Fast forward, selecta!
Rep. Todd Tiahrt (R-Kan.) officially launched his 2010 Senate bid Saturday, setting up a primary face off with fellow Republican Rep. Jerry Moran.
“As I travel across Kansas listening and sharing my vision for a more prosperous state, I have been encouraged to take my leadership to the United States Senate in 2010,” Tiahrt said at an event in Topeka, according to a statement issued by his campaign.
“I am resolute in my determination to take on tough battles in Washington to get things done for the great people of Kansas,” he said. “I stand before you today announcing that I am now a candidate for the United States Senate.”
The gulf between Moran and Tiahrt isn’t especially wide ideologically, but Tiahrt’s profile as a hard-right culture warrior may work to the advantage of Kansas Democrats should he manage to defeat Moran. From CQ:
“Tiahrt running for seat is ironically helpful for Democrats,” said Burdett Loomis, a professor of political science at University of Kansas and longtime observer of state politics. “If Tiahrt gets the nomination, the Democratic nomination is really worth something to anyone who could track funding. Tiahrt is perceived as quite a social conservative, and he doesn’t have terrific recognition outside his district. Moran has a much broader identification around the state.”
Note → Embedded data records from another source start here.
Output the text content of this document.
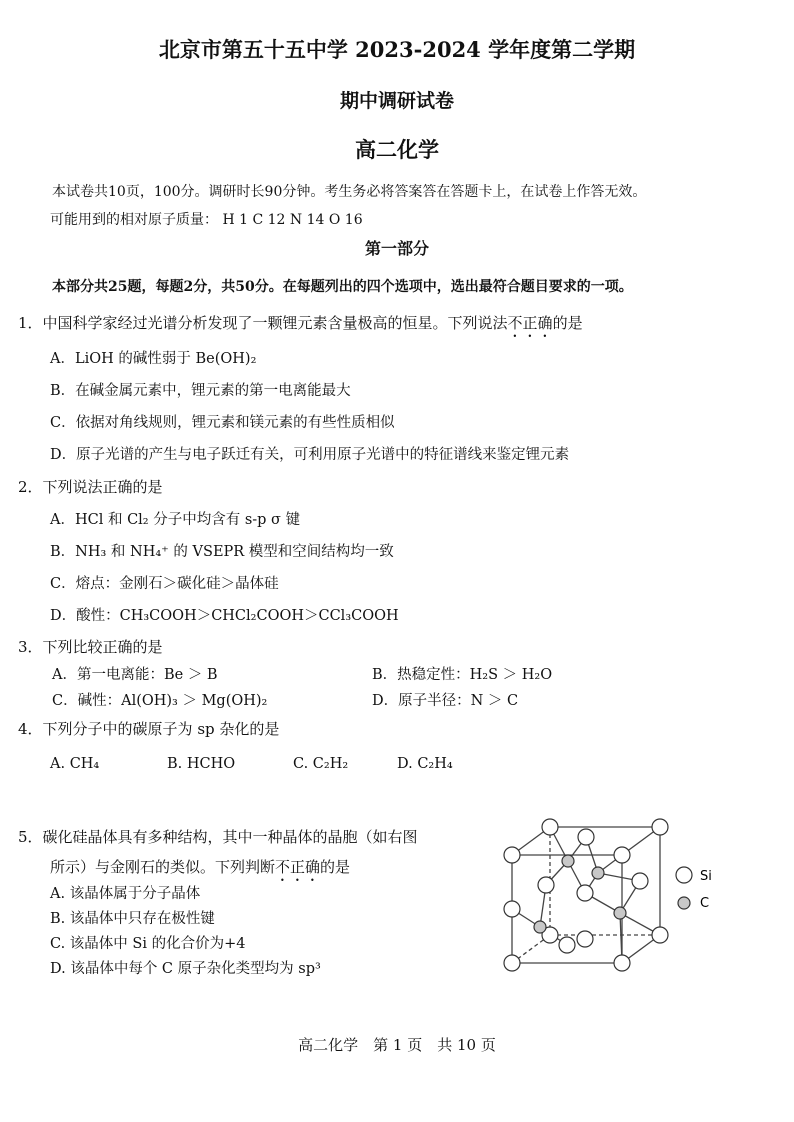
北京市第五十五中学 2023-2024 学年度第二学期
期中调研试卷
高二化学
本试卷共10页，100分。调研时长90分钟。考生务必将答案答在答题卡上，在试卷上作答无效。
可能用到的相对原子质量： H 1 C 12 N 14 O 16
第一部分
本部分共25题，每题2分，共50分。在每题列出的四个选项中，选出最符合题目要求的一项。
1．中国科学家经过光谱分析发现了一颗锂元素含量极高的恒星。下列说法不正确的是
A．LiOH 的碱性弱于 Be(OH)₂
B．在碱金属元素中，锂元素的第一电离能最大
C．依据对角线规则，锂元素和镁元素的有些性质相似
D．原子光谱的产生与电子跃迁有关，可利用原子光谱中的特征谱线来鉴定锂元素
2．下列说法正确的是
A．HCl 和 Cl₂ 分子中均含有 s-p σ 键
B．NH₃ 和 NH₄⁺ 的 VSEPR 模型和空间结构均一致
C．熔点：金刚石＞碳化硅＞晶体硅
D．酸性：CH₃COOH＞CHCl₂COOH＞CCl₃COOH
3．下列比较正确的是
A．第一电离能：Be ＞ B	B．热稳定性：H₂S ＞ H₂O
C．碱性：Al(OH)₃ ＞ Mg(OH)₂	D．原子半径：N ＞ C
4．下列分子中的碳原子为 sp 杂化的是
A. CH₄	B. HCHO	C. C₂H₂	D. C₂H₄
5．碳化硅晶体具有多种结构，其中一种晶体的晶胞（如右图
所示）与金刚石的类似。下列判断不正确的是
A. 该晶体属于分子晶体
B. 该晶体中只存在极性键
C. 该晶体中 Si 的化合价为+4
D. 该晶体中每个 C 原子杂化类型均为 sp³
Si
C
高二化学　第 1 页　共 10 页
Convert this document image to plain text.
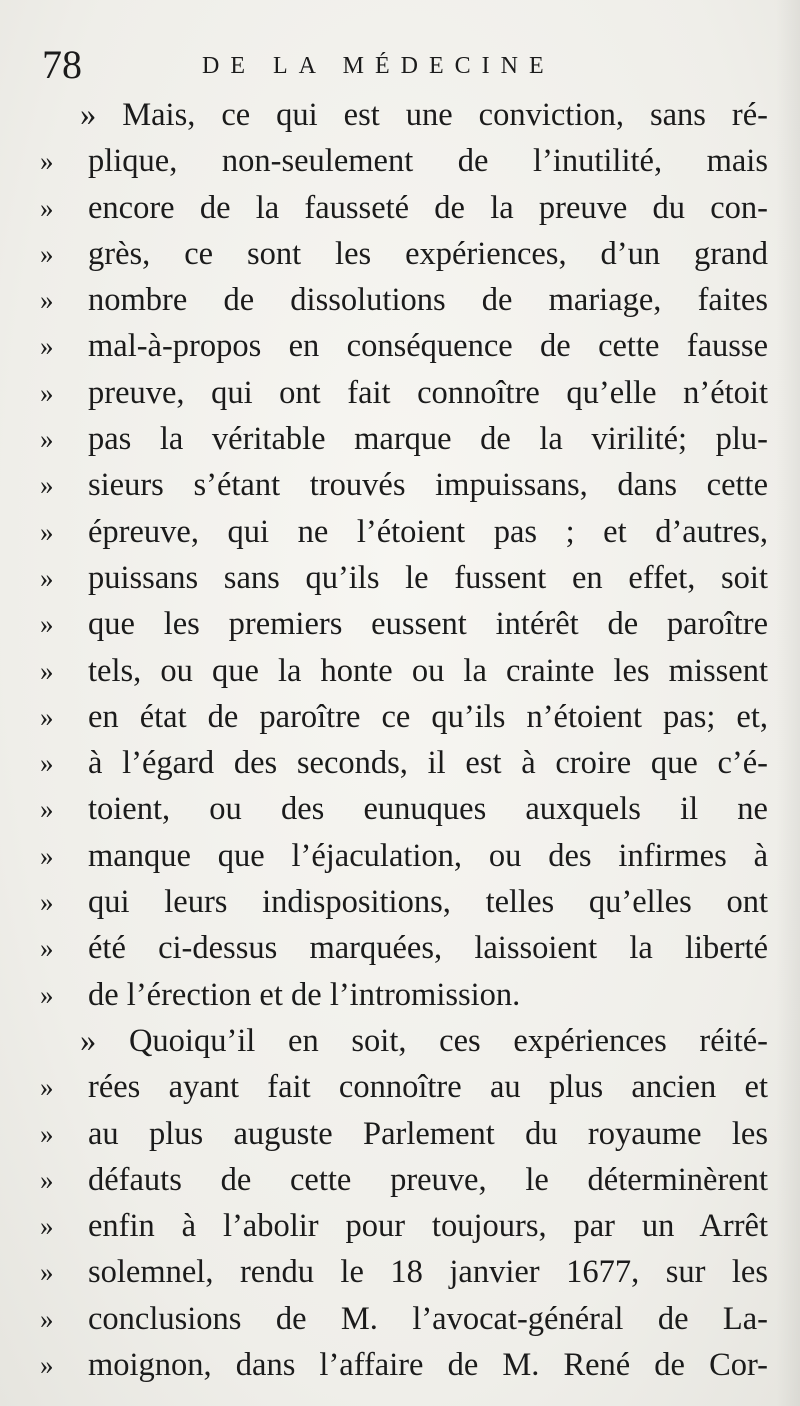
78	DE LA MÉDECINE
» Mais, ce qui est une conviction, sans ré-
»	plique, non-seulement de l’inutilité, mais
»	encore de la fausseté de la preuve du con-
»	grès, ce sont les expériences, d’un grand
»	nombre de dissolutions de mariage, faites
»	mal-à-propos en conséquence de cette fausse
»	preuve, qui ont fait connoître qu’elle n’étoit
»	pas la véritable marque de la virilité; plu-
»	sieurs s’étant trouvés impuissans, dans cette
»	épreuve, qui ne l’étoient pas ; et d’autres,
»	puissans sans qu’ils le fussent en effet, soit
»	que les premiers eussent intérêt de paroître
»	tels, ou que la honte ou la crainte les missent
»	en état de paroître ce qu’ils n’étoient pas; et,
»	à l’égard des seconds, il est à croire que c’é-
»	toient, ou des eunuques auxquels il ne
»	manque que l’éjaculation, ou des infirmes à
»	qui leurs indispositions, telles qu’elles ont
»	été ci-dessus marquées, laissoient la liberté
»	de l’érection et de l’intromission.
» Quoiqu’il en soit, ces expériences réité-
»	rées ayant fait connoître au plus ancien et
»	au plus auguste Parlement du royaume les
»	défauts de cette preuve, le déterminèrent
»	enfin à l’abolir pour toujours, par un Arrêt
»	solemnel, rendu le 18 janvier 1677, sur les
»	conclusions de M. l’avocat-général de La-
»	moignon, dans l’affaire de M. René de Cor-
Open seat fans should be aware that Tiahrt’s 4th CD has an old PVI of R+12.2 and only gave Obama 40% of the vote this time around — pretty tough sledding, even though the area has sent Democrats to the House in decades previous.
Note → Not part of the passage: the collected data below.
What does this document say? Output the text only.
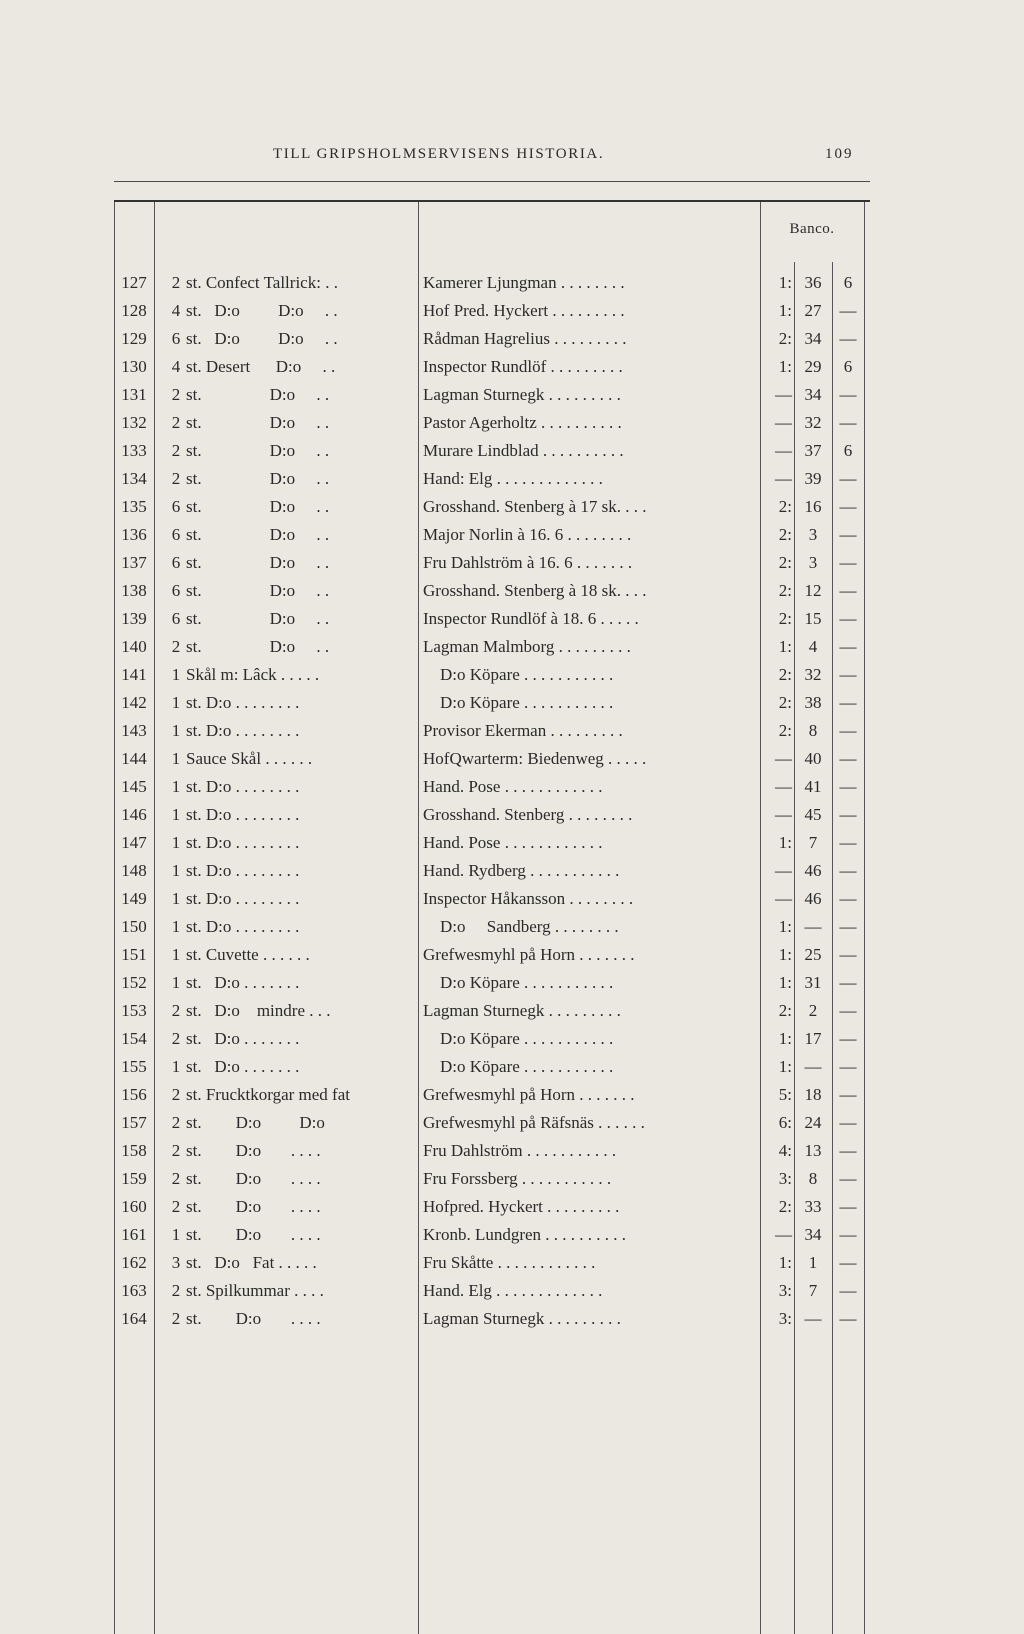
TILL GRIPSHOLMSERVISENS HISTORIA.	109
Banco.
127	2 st. Confect Tallrick: . .	Kamerer Ljungman . . . . . . . .	1: 36	6
128	4 st.   D:o         D:o     . .	Hof Pred. Hyckert . . . . . . . . .	1: 27	—
129	6 st.   D:o         D:o     . .	Rådman Hagrelius . . . . . . . . .	2: 34	—
130	4 st. Desert      D:o     . .	Inspector Rundlöf . . . . . . . . .	1: 29	6
131	2 st.                D:o     . .	Lagman Sturnegk . . . . . . . . .	— 34	—
132	2 st.                D:o     . .	Pastor Agerholtz . . . . . . . . . .	— 32	—
133	2 st.                D:o     . .	Murare Lindblad . . . . . . . . . .	— 37	6
134	2 st.                D:o     . .	Hand: Elg . . . . . . . . . . . . .	— 39	—
135	6 st.                D:o     . .	Grosshand. Stenberg à 17 sk. . . .	2: 16	—
136	6 st.                D:o     . .	Major Norlin à 16. 6 . . . . . . . .	2: 3	—
137	6 st.                D:o     . .	Fru Dahlström à 16. 6 . . . . . . .	2: 3	—
138	6 st.                D:o     . .	Grosshand. Stenberg à 18 sk. . . .	2: 12	—
139	6 st.                D:o     . .	Inspector Rundlöf à 18. 6 . . . . .	2: 15	—
140	2 st.                D:o     . .	Lagman Malmborg . . . . . . . . .	1: 4	—
141	1 Skål m: Lâck . . . . .	D:o Köpare . . . . . . . . . . .	2: 32	—
142	1 st. D:o . . . . . . . .	D:o Köpare . . . . . . . . . . .	2: 38	—
143	1 st. D:o . . . . . . . .	Provisor Ekerman . . . . . . . . .	2: 8	—
144	1 Sauce Skål . . . . . .	HofQwarterm: Biedenweg . . . . .	— 40	—
145	1 st. D:o . . . . . . . .	Hand. Pose . . . . . . . . . . . .	— 41	—
146	1 st. D:o . . . . . . . .	Grosshand. Stenberg . . . . . . . .	— 45	—
147	1 st. D:o . . . . . . . .	Hand. Pose . . . . . . . . . . . .	1: 7	—
148	1 st. D:o . . . . . . . .	Hand. Rydberg . . . . . . . . . . .	— 46	—
149	1 st. D:o . . . . . . . .	Inspector Håkansson . . . . . . . .	— 46	—
150	1 st. D:o . . . . . . . .	D:o     Sandberg . . . . . . . .	1: —	—
151	1 st. Cuvette . . . . . .	Grefwesmyhl på Horn . . . . . . .	1: 25	—
152	1 st.   D:o . . . . . . .	D:o Köpare . . . . . . . . . . .	1: 31	—
153	2 st.   D:o    mindre . . .	Lagman Sturnegk . . . . . . . . .	2: 2	—
154	2 st.   D:o . . . . . . .	D:o Köpare . . . . . . . . . . .	1: 17	—
155	1 st.   D:o . . . . . . .	D:o Köpare . . . . . . . . . . .	1: —	—
156	2 st. Frucktkorgar med fat	Grefwesmyhl på Horn . . . . . . .	5: 18	—
157	2 st.        D:o         D:o	Grefwesmyhl på Räfsnäs . . . . . .	6: 24	—
158	2 st.        D:o       . . . .	Fru Dahlström . . . . . . . . . . .	4: 13	—
159	2 st.        D:o       . . . .	Fru Forssberg . . . . . . . . . . .	3: 8	—
160	2 st.        D:o       . . . .	Hofpred. Hyckert . . . . . . . . .	2: 33	—
161	1 st.        D:o       . . . .	Kronb. Lundgren . . . . . . . . . .	— 34	—
162	3 st.   D:o   Fat . . . . .	Fru Skåtte . . . . . . . . . . . .	1: 1	—
163	2 st. Spilkummar . . . .	Hand. Elg . . . . . . . . . . . . .	3: 7	—
164	2 st.        D:o       . . . .	Lagman Sturnegk . . . . . . . . .	3: —	—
CQ identifies state Rep. Raj Goyle as the leading candidate for Kansas Democrats — assuming he wants the nomination. In the diaries earlier this week, kansasjackass gave us some more detail:
State Rep. Raj Goyle shocked the Kansas political establishment when he beat incumbent Republican State Rep. Bonnie Huy in 2006, and has since made a name for himself as an able and ambitious member of the state legislature. As a testament to the quality of a candidate he is, in his reliably Republican district his original election in 2006 wasn’t that close (56%-44%) and his re-election in 2008 was a blow-out: He won 67% of the vote.
Sounds like a guy worth keeping an eye on.